Chickpeas - Good for Zinc
Chickpeas differ from other beans, in that they are spherical and look a little like blanched hazelnuts. They are native to the Middle East but are popular in India, North Africa, Spain, Portugal and southern France. They are rich in vitamin C, B6 (pyridoxine), zinc and folic acid.
Lentils - Good for fibre
Lentils are thought to have originated in Syria. The colour of them gives an indication of cooking time - brown (more dried) require longer cooking than green (less dried), with red lentils requiring the least cooking of all.
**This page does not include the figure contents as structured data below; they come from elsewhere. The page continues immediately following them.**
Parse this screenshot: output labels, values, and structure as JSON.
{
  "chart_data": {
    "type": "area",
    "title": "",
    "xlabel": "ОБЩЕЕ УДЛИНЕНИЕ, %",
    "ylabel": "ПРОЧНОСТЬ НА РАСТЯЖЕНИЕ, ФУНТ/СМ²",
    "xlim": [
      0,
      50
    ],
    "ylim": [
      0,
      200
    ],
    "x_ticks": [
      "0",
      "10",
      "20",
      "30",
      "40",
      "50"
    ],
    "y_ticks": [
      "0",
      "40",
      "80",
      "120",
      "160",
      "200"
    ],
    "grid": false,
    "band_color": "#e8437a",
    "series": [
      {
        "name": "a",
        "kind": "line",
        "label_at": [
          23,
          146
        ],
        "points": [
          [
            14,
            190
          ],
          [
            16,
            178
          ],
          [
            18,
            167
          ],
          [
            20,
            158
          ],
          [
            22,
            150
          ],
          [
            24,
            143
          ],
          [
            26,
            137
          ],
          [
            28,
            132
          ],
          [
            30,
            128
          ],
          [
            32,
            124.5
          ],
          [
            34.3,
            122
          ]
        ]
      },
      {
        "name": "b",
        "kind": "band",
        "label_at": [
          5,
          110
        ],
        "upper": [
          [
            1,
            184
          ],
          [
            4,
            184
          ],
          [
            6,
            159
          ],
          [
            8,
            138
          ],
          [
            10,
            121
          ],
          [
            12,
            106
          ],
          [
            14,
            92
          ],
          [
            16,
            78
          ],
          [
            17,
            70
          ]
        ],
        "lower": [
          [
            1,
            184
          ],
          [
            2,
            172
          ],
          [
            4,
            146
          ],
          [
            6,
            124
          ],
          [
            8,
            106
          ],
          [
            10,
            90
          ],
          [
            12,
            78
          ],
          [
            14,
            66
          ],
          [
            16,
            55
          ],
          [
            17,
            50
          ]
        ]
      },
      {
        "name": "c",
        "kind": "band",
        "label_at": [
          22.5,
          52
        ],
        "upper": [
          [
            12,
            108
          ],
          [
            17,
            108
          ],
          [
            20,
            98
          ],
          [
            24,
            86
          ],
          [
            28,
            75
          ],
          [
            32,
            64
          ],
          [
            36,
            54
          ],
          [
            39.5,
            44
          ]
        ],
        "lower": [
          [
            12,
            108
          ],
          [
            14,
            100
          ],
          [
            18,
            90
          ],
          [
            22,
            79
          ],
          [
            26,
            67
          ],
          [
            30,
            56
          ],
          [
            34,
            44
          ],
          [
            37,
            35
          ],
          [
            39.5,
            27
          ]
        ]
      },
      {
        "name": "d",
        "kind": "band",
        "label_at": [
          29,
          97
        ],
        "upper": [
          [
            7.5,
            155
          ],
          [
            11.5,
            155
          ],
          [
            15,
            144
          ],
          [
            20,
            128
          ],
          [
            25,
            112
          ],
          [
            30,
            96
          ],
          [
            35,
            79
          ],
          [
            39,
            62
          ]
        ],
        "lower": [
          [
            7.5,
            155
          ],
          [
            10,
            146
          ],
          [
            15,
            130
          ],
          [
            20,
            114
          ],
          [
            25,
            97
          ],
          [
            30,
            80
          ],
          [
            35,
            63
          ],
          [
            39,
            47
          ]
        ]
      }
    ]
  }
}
They are easily digestible, help to regulate bowel function and are high in fibre, providing 15.6g per 200g serving.
A hassle free alternative to the hours of soaking required to make dried pulses safe, edible and easy to digest, canned pulses such as kidney beans, chickpeas, butter beans, baked beans, borlotti beans, flageolet beans and peas can be combined to create some tasty summer treats.
White Bean Bruschetta
Serves 4
Nutritional information per serving: 307 calories, 46g carbohydrate, 11g protein, 9g fat (1g saturated fat), 9g fibre,
Ingredients
1 x 420g can butter beans, drained
1 clove of garlic, crushed
1 x 50g can red peppers, drained and chopped
1 x 25g can black olives, drained and chopped
4 tbsp olive or rapeseed oil
Juice of 1 lemon
1 tbsp of sunblush tomato paste
25g sunblush tomatoes
Ciabatta bread
Ground black pepper to taste
Method
- Mash the butter beans roughly with the garlic and add enough of the oil to make a paste.
- Stir in the lemon juice, red peppers, tomato paste, sunblush tomatoes, black olives and black pepper.
- Slice the ciabatta bread and toast under the grill.
- Drizzle with any remaining oil and serve topped with the butter bean mixture.